The Foundation believes that women farmers also hold the key to preserving the biodiversity of the crops and their knowledge systems of seed saving and mixed and natural farming are vast, which need to be documented and promoted.  Dr. Vanaja shares an example of an elderly woman farmer, who identified nearly 80 varieties of greens in her field, as well as their uses for medicinal and nutrition needs. “Her knowledge was phenomenal,” she says. “When it comes to food security, women play a key role in identifying food that is available. In lean seasons, they trek to the nearby forests, and they are able to identify roots and tubers for their food requirements and medicinal plants.”
Dr. Vanaja Ramprasad, founder of the GREEN Foundation
Dr. Vanaja Ramprasad, founder of the GREEN Foundation

 

This intimate knowledge of women, believes Dr. Ramprasad is often undermined by the scientific community and biotechnology companies who promote agro-technologies, which might not be appropriate for rural communities, and especially for the economically disadvantaged farmers. Dr. Ramprasad shares that some of the greens on the farms, which poor farmers in India subsist on during lean periods, might be considered as weeds by some agro-companies, which are eliminated by herbicides.

The Foundation programs promote the conservation of agro-biodiversity, ecological farming practices, seed conservation and creation of community-managed seed banks.   Seed conservation has been in the center of the programmatic efforts of the Foundation. Their research and analysis showed that India’s Green Revolution in the 1960s eroded the diversity of indigenous seeds with the introduction of the high yielding varieties of seeds and pervasive use of chemical fertilizers and pesticides.  As farmers moved away from the practice of saving and exchanging seeds with their neighbors and families to buying the HYV seeds from the market, their own indigenous knowledge systems related to farming and seed saving became slowly irrelevant in the face of industrial agriculture.
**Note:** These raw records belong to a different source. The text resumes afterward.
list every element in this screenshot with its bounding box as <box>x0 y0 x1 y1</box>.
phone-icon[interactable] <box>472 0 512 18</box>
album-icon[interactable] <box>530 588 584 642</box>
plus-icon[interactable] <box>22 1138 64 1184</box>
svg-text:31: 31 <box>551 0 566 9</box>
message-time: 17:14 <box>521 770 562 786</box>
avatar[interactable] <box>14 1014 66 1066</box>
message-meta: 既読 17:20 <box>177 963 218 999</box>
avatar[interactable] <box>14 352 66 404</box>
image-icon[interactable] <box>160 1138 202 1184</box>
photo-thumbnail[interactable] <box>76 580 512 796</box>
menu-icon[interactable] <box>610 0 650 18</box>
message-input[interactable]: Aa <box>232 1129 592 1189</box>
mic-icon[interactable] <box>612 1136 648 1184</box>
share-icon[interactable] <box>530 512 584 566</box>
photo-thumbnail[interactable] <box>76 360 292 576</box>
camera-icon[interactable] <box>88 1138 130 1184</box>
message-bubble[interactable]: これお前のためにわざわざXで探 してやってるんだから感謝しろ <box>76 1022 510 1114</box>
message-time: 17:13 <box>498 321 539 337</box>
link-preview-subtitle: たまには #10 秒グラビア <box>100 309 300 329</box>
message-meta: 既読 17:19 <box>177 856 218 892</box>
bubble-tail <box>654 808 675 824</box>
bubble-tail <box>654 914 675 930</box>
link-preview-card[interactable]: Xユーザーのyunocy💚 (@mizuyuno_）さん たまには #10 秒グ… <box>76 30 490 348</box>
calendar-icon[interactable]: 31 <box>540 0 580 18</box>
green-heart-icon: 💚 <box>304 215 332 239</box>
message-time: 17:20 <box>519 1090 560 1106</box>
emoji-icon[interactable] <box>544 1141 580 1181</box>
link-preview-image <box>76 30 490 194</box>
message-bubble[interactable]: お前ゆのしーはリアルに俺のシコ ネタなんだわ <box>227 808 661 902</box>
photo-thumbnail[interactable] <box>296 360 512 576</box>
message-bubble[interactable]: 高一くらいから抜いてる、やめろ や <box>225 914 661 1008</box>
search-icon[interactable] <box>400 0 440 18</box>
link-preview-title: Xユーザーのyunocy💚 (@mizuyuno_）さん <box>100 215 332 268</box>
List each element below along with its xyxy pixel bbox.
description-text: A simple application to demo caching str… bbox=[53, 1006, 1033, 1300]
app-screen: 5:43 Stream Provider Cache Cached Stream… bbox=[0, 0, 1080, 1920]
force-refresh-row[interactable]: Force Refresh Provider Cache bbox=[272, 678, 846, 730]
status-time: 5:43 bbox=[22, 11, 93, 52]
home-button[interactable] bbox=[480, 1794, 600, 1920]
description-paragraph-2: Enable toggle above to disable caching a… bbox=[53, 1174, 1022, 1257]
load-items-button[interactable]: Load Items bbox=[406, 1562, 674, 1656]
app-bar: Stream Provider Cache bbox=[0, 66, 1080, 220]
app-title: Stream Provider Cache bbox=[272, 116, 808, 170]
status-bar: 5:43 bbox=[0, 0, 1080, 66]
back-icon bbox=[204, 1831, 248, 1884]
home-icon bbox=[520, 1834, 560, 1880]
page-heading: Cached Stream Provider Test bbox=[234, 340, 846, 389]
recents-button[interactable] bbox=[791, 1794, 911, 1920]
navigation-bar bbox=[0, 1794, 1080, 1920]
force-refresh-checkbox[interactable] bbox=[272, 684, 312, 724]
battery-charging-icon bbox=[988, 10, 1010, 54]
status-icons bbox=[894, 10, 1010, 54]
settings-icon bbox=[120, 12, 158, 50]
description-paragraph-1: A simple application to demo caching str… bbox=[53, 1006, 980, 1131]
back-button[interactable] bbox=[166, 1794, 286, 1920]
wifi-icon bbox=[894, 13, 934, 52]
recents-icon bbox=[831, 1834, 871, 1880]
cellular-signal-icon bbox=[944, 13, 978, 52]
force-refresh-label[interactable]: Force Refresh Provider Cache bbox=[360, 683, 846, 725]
 Gene bank of indigenous seeds set up by the GREEN Foundation
Gene bank of indigenous seeds set up by the GREEN Foundation

 

“India is a land that had over 100,000 varieties of rice,” she says, but now only a few popular varieties are sold in urban markets. The Green Revolution also focused on intensive cultivation of rice and wheat and ignored other indigenous varieties of crops, like millets–considered to be a vital source of nutrition in rural India.  The Foundation encourages women farmers to save indigenous varieties of millets, which are ideal crops to grow in arid and semi-arid areas as some varieties are drought-resistant and require little water for irrigation, compared to rice and other cash crops. As small-scale and marginalized women farmers largely depend on the rain for their irrigation needs, millets are an important source of food security in areas where recurring droughts or dwindling and unreliable rainfall cause stress among farmers.

“In many ways, we have to rekindle the pride that the farmers have in their traditional farming systems,” says K. P Suresh, Associate Director of the Foundation. He believes that the traditional role women play in seed selection, seed conservation, and seed treatment to prevent the crop from developing unhealthy, are critical and need to be documented and promoted.  Seeds also symbolize the cultural heritage of communities across India, and they are an integral part of many rituals, ceremonies and festivals.  And seed conservationists, like Dr. Ramprasad, affirm that the practice of seed saving has been a cornerstone of farming traditions that made agriculture, itself, a way of life.